Best things, Part II: Garlic
A couple of months ago I decided to occasionally post about a great kitchen tool when I have nothing else to post about, which is the case today. I roasted a chicken on Sunday night, and we’ve been eating it all week. I’m growing feathers here. Luckily we had pork at work today, since tomorrow there will be more poultry in my life. (The Brouwers are going to deep-fry their turkey though, which I’ve never experienced, so I am excited!).
This edition of Best Things is a double feature. I have two devices for garlic that I can’t cook without: my aillade from Provence, and my Zyliss Susi garlic press. My friend Liz brought me the aillade when we were all in France together and she went to Avignon (the aillades in this picture look almost just like mine). It’s essentially a tiny plate with a rough center, perfect for quickly making a paste out of a garlic clove. I use the aillade when I want a really strong, spicy, garlicky flavor. I don’t know what makes it different from pressed or chopped garlic, but the aroma and flavor are significantly stronger with the aillade. I suppose you’d get the same result with a mortar and pestle, but I have neither.

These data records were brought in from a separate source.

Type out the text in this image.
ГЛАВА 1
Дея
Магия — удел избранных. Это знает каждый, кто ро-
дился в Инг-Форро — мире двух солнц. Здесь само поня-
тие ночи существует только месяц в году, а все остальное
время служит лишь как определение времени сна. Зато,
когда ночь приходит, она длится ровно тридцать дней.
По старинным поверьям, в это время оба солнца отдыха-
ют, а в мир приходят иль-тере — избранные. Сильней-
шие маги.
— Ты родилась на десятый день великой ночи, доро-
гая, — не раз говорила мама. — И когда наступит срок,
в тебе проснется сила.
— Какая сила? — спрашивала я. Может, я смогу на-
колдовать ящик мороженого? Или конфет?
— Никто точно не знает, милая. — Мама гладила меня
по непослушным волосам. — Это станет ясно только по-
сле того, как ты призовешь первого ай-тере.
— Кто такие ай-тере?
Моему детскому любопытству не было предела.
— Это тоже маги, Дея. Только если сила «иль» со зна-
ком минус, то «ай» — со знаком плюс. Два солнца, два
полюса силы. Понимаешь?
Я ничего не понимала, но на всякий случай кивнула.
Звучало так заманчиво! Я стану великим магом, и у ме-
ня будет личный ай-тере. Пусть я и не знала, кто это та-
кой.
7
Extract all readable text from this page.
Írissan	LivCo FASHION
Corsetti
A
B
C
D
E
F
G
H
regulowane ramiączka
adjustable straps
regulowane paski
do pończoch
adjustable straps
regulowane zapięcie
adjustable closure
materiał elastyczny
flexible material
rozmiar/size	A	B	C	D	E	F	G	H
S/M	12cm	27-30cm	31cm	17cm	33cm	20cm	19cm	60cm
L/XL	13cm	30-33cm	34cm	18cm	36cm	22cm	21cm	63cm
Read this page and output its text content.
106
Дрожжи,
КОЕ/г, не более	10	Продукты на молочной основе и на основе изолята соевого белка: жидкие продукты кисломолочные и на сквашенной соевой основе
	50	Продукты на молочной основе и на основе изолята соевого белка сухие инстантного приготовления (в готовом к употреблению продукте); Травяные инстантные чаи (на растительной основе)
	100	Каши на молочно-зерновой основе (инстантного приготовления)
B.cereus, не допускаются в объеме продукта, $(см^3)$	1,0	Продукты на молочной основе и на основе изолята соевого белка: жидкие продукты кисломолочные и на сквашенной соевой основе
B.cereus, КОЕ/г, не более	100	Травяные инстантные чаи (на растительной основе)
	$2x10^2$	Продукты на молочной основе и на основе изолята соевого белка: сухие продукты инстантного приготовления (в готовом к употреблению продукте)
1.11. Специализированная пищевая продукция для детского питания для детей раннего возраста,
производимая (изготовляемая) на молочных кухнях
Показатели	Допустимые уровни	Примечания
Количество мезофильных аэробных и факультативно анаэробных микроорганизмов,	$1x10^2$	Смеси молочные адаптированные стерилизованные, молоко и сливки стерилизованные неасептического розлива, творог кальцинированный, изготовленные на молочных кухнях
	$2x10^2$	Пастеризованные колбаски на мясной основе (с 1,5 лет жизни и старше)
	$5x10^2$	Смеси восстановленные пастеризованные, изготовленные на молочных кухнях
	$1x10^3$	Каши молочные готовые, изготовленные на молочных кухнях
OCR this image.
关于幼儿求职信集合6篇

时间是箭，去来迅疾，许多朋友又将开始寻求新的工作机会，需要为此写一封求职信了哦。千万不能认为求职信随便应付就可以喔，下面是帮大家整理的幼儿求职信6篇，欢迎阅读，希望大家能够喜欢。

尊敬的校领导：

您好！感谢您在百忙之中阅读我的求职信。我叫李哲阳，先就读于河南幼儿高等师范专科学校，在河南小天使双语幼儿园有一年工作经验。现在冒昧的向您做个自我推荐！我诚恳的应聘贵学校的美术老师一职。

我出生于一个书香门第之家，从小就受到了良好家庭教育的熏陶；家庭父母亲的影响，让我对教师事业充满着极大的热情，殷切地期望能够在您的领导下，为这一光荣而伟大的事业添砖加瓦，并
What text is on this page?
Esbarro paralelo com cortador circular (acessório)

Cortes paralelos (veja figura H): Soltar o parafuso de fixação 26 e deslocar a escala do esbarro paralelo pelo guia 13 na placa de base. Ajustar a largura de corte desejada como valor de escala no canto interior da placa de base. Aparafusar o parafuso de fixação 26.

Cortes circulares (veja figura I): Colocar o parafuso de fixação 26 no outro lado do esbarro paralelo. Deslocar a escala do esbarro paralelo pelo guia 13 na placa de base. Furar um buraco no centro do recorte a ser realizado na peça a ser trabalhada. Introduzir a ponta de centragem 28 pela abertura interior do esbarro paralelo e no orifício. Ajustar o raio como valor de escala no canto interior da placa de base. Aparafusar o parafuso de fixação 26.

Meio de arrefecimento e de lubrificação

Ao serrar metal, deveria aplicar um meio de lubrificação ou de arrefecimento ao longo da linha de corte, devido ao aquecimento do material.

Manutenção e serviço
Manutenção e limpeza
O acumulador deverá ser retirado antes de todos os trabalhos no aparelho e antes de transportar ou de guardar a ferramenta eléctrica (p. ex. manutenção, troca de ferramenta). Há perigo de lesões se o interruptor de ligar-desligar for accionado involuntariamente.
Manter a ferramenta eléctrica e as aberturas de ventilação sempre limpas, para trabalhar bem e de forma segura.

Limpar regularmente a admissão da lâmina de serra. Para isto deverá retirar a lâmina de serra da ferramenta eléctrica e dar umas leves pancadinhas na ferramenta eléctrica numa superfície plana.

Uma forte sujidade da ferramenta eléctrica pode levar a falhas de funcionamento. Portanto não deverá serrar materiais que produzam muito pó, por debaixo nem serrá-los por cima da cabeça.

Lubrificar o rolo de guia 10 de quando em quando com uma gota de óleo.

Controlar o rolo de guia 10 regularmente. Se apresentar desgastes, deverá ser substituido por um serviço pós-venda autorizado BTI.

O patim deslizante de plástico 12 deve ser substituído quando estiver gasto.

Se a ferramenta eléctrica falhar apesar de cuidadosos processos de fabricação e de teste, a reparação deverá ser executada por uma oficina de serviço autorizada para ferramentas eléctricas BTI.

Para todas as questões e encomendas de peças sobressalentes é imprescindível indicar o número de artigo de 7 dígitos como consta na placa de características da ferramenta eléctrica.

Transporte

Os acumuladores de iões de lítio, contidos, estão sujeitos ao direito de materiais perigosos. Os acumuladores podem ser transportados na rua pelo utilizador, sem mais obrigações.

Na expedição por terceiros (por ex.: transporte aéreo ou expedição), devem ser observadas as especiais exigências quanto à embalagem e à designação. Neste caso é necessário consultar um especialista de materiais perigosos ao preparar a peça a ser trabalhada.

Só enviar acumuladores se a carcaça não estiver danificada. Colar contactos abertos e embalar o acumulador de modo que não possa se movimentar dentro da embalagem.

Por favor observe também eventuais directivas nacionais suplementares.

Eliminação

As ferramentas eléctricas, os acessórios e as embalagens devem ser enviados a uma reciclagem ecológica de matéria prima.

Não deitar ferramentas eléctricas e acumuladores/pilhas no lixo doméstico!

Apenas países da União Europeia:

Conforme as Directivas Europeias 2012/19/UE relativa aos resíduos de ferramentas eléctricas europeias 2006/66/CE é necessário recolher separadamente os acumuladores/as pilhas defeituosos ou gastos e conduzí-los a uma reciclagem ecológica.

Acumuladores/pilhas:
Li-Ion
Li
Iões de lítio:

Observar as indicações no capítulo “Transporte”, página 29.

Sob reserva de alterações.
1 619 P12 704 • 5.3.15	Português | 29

It takes less than five seconds to purée a clove, and even less than that to clean it.
Unless you go to France, you can’t buy an aillade. However, and I haven’t tried this yet, but I think a ginger grater would be just as convenient. It looks almost exactly the same, and you can get them in Asian stores, like Pearl River Mart in SoHo.
The other essential garlic device is the Susi press by Zyliss. I once bought a Pedrini, which shattered in my hands after about its 20th clove. My mother berated me and said the Susi was the only one worth buying. The Susi is a beast. I can shove two or three medium cloves into its generously sized hole and crush the hell out of them. I am never afraid of breaking it. It’s not even necessary to peel the cloves!
Susi used to be easy to clean, because it comes with a tiny blue tool with prongs that go through its holes. Unfortunately, those little prongs got bent out of shape a few weeks after I bought it, rendering it useless. This isn’t a fatal flaw, however, because a stiff dish brush picks out the garlic remnants almost just as quickly.
I use the garlic press and the aillade about equally. I think it really depends on my mood, whether I feel like fussily rubbing a clove on a plate, or more like jamming garlic through metal. If you don’t have a garlic press, or yours sucks, this is a good way to part with $15. If you’re one of those people who chops every clove by hand, I’ll keep you in my prayers.